Limbaugh, who grew up in Cape Girardeau and was back home on vacation, called the governor "an old friend."
Bush was in Missouri for an appearance Thursday at an agricultural bagging service where he planned to promote a Christian volunteer organization aimed at helping out farmers during times of need.
"It's a bellwether state, it's a swing state and it's an early state," Bush told reporters. "This is a primary season that could end pretty quickly."
In an interview with The Associated Press shortly before arriving at the Limbaugh family home about 10 p.m. Wednesday, Bush summed up the campaign's competitive nature with a line used by President Clinton.
"The politics of personal destruction and those who exercise it are going to be rejected by the electorate," Bush said.
Without naming names, Bush seemed to criticize GOP opponent Steve Forbes for doing just that in the 1996 primary season against Republican front-runner Bob Dole.
"Remember, there's one person in this race who can write a check," Bush said. "In 1996, the campaign got very ugly because that person who could write the checks ran negative ads against everybody else in the field. I will defend my honor."

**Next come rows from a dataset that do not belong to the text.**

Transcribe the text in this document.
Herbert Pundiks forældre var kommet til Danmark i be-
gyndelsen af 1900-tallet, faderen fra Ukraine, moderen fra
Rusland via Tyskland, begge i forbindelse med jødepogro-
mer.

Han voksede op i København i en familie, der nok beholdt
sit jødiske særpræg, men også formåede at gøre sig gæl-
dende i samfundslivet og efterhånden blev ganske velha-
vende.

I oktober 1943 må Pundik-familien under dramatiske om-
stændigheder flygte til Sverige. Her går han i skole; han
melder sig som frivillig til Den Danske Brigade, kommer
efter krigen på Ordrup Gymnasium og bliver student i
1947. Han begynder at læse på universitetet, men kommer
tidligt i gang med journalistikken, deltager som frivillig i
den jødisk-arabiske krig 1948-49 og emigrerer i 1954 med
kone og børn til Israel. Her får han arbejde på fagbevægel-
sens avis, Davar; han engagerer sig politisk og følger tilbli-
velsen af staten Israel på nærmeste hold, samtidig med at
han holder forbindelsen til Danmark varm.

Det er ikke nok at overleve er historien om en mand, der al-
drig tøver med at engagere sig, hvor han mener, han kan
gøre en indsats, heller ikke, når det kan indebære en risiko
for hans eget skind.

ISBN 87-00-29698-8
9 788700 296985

Bush says he expects to win this weekend's Iowa straw poll but generally doesn't put much stock in the polls.
Meanwhile, some of Bush's competitors are taking a swipe at the front-runner over a recent magazine interview.
The article in Talk magazine quotes Bush as saying "I don't know" whether the number of abortions in Texas has gone up or down during his tenure as Texas governor.
"Probably down," Bush says in the interview, "Not because of anything we've done though. We haven't passed any laws."
He has been criticized by some conservatives for not taking a stronger stance against abortion.
Bush also was asked about his handling of the case of Karla Faye Tucker, a convicted murderer executed in Texas last year despite pleas for clemency from around the world.
The article recounted Bush's comments about the case, specifically about Tucker's appearance on television asking for clemency. Writer Tucker Carlson describes Bush as mimicking Tucker, writing: "Please,' Bush whimpers, his lips pursed in mock desperation, 'don't kill me."'
GOP presidential hopeful Gary Bauer said this week he was dismayed that Bush would react that way about so serious a matter.
"I think he made a very bad decision to mock somebody he had life-and-death control over," Bauer said in an Iowa news conference.
"That as a very difficult moment for me and anybody who covered me during that period knows how tough that was," Bush told the AP. "It was a serious, somber time. Mr. Carlson misread, mischaracterized me. He's a good reporter, he just misunderstood about how serious that was."
Bush was also quoted as using profanity on several occasions in the interview, something Republican candidate Pat Buchanan criticized.
"I saw that article and I was mildly astonished," Buchanan said Monday. "There are no saints in this business, but I would urge the governor for his own good to clean up the language in these interviews."